しかし、コロナウイルスの蔓延とスーパーサイクロン「アンファン」による残酷な被害により、過去10年以上にわたって向上してきた女性の政治参画体制も台無しになってしまいました。女性たちは、年々地道に築いてきた財産が突然取り壊されてしまったのを目の当たりにしたことで、自尊心や自立心が失われてしまいました。

このような現状は、少女たちを誘惑し、家族に誤った希望を持たせ説得するのに理想的です。結果、たくさんの少女たちが、売春宿や家族との関係を断たれた農家に嫁がされるなどし、孤独な生活を強いられています。

 

▼現地の新聞新聞記事の要約を一部紹介

コロナ禍における子どもを巡る環境悪化に関して、インドの新聞記事で次のようなことが報道されています。

1)都市封鎖の期間中、子どもの人身売買の件数が増加。ある調査によると、近い将来に、子どもの人身売買の発生率が何倍にも増えることが明らかにされている。この状況を考慮して、最高裁判所長官は中央政府とそれぞれの州政府に対して通知を出した。
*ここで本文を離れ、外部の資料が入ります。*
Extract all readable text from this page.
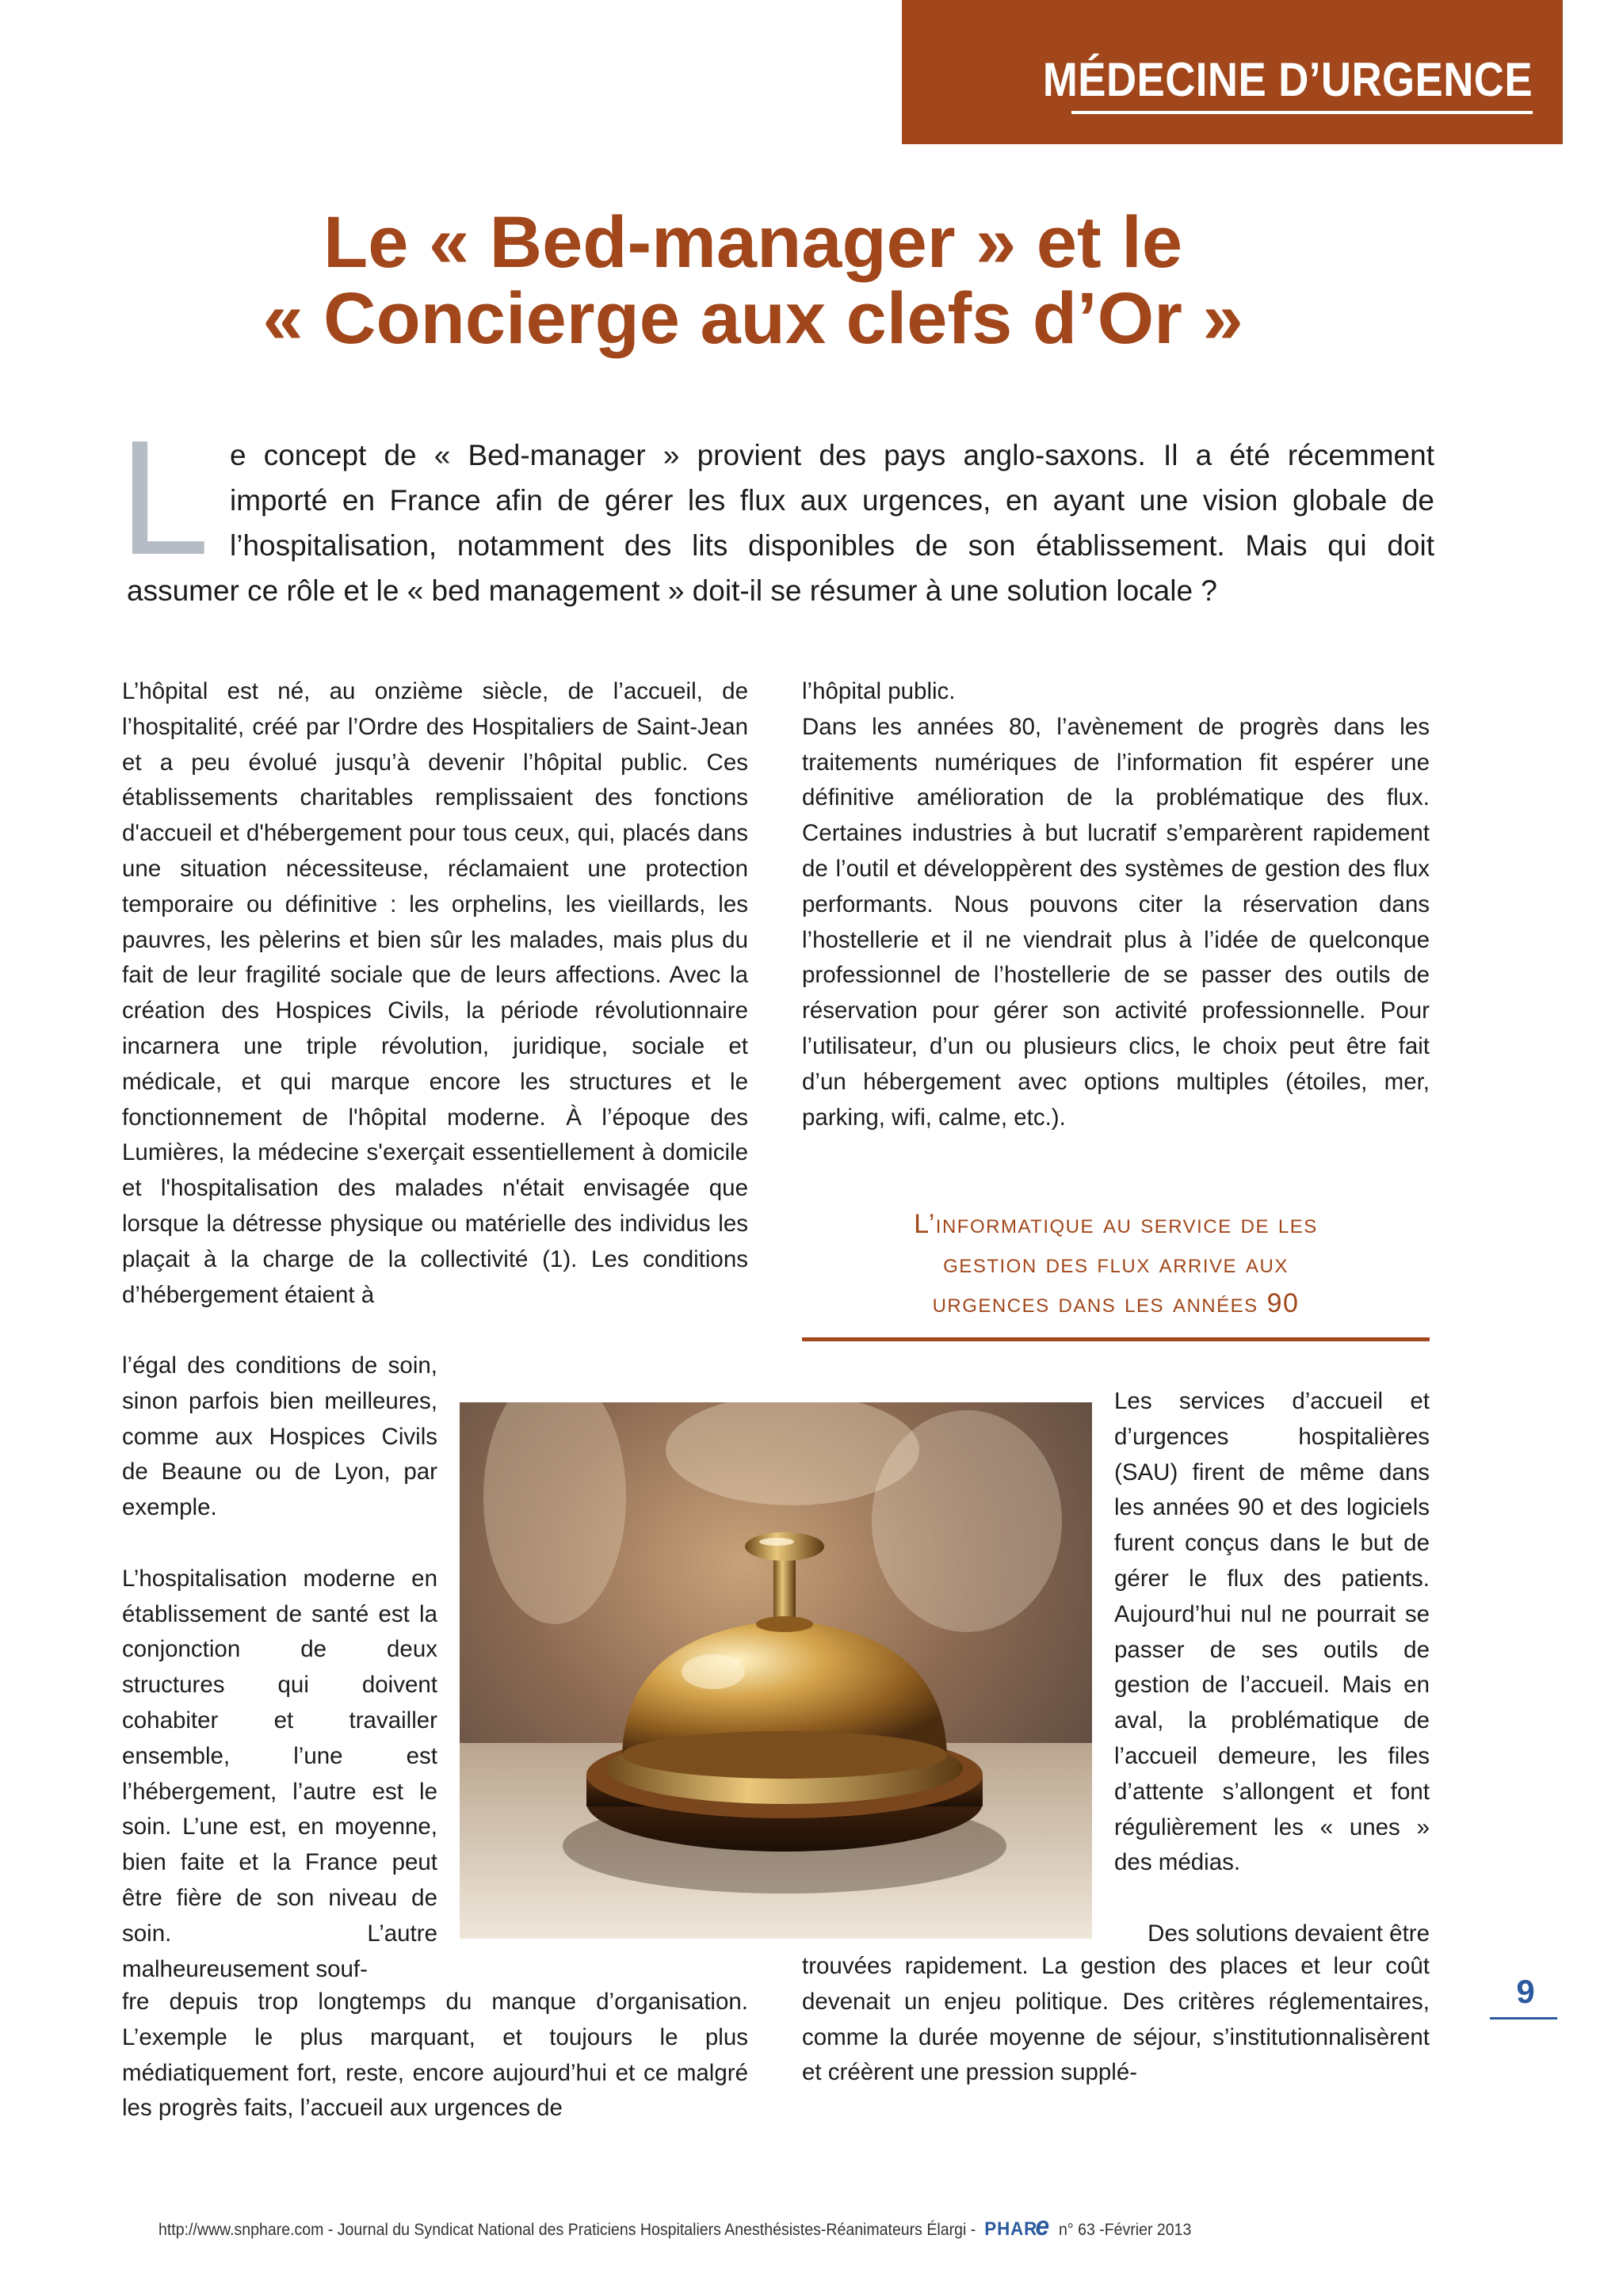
MÉDECINE D’URGENCE
Le « Bed-manager » et le
« Concierge aux clefs d’Or »
L e concept de « Bed-manager » provient des pays anglo-saxons. Il a été récemment
importé en France afin de gérer les flux aux urgences, en ayant une vision globale de
l’hospitalisation, notamment des lits disponibles de son établissement. Mais qui doit
assumer ce rôle et le « bed management » doit-il se résumer à une solution locale ?

L’hôpital est né, au onzième siècle, de l’accueil, de l’hospitalité, créé par l’Ordre des Hospitaliers de Saint-Jean et a peu évolué jusqu’à devenir l’hôpital public. Ces établissements charitables remplissaient des fonctions d'accueil et d'hébergement pour tous ceux, qui, placés dans une situation nécessiteuse, réclamaient une protection temporaire ou définitive : les orphelins, les vieillards, les pauvres, les pèlerins et bien sûr les malades, mais plus du fait de leur fragilité sociale que de leurs affections. Avec la création des Hospices Civils, la période révolutionnaire incarnera une triple révolution, juridique, sociale et médicale, et qui marque encore les structures et le fonctionnement de l'hôpital moderne. À l’époque des Lumières, la médecine s'exerçait essentiellement à domicile et l'hospitalisation des malades n'était envisagée que lorsque la détresse physique ou matérielle des individus les plaçait à la charge de la collectivité (1). Les conditions d’hébergement étaient à

l’égal des conditions de soin, sinon parfois bien meilleures, comme aux Hospices Civils de Beaune ou de Lyon, par exemple.

L’hospitalisation moderne en établissement de santé est la conjonction de deux structures qui doivent cohabiter et travailler ensemble, l’une est l’hébergement, l’autre est le soin. L’une est, en moyenne, bien faite et la France peut être fière de son niveau de soin. L’autre malheureusement souf-

fre depuis trop longtemps du manque d’organisation. L’exemple le plus marquant, et toujours le plus médiatiquement fort, reste, encore aujourd’hui et ce malgré les progrès faits, l’accueil aux urgences de

l’hôpital public.

Dans les années 80, l’avènement de progrès dans les traitements numériques de l’information fit espérer une définitive amélioration de la problématique des flux. Certaines industries à but lucratif s’emparèrent rapidement de l’outil et développèrent des systèmes de gestion des flux performants. Nous pouvons citer la réservation dans l’hostellerie et il ne viendrait plus à l’idée de quelconque professionnel de l’hostellerie de se passer des outils de réservation pour gérer son activité professionnelle. Pour l’utilisateur, d’un ou plusieurs clics, le choix peut être fait d’un hébergement avec options multiples (étoiles, mer, parking, wifi, calme, etc.).

L’informatique au service de les
gestion des flux arrive aux
urgences dans les années 90

Les services d’accueil et d’urgences hospitalières (SAU) firent de même dans les années 90 et des logiciels furent conçus dans le but de gérer le flux des patients. Aujourd’hui nul ne pourrait se passer de ses outils de gestion de l’accueil. Mais en aval, la problématique de l’accueil demeure, les files d’attente s’allongent et font régulièrement les « unes » des médias.

Des solutions devaient être

trouvées rapidement. La gestion des places et leur coût devenait un enjeu politique. Des critères réglementaires, comme la durée moyenne de séjour, s’institutionnalisèrent et créèrent une pression supplé-

9
http://www.snphare.com - Journal du Syndicat National des Praticiens Hospitaliers Anesthésistes-Réanimateurs Élargi - PHARe n° 63 -Février 2013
長官はこのような違法行為を抑制するための様々な措置について、国家防災庁からの提案を求めている。

 

2)コロナウイルスによる悲惨な状況の中で、経済は崩壊しつつある。貧しい人々は自分の娘をを売ろうとするケースが増えている。ある子どもは、コロナ禍における貧困が原因で、生後間もなく売られた。

 

3)コロナウイルスとスーパーサイクロン「アンファン」は地方の貧しい人々を冷酷に襲った。家がなく飢えている人々は人身売買の餌食になりやすい。人身売買業者は村の客引きと共に未成年の少女に罠をかけ、彼女たちを売買する。西ベンガル州政府は、州の「子ども保護および子どもの権利委員会」を通じて、児童婚や児童人身売買を監視すべく地元のNGOを動員して努力してきたが、子どもに食べ物を与えることができない親は、子どもを幼いうちに結婚させたり仕事に行かせたりする傾向にある。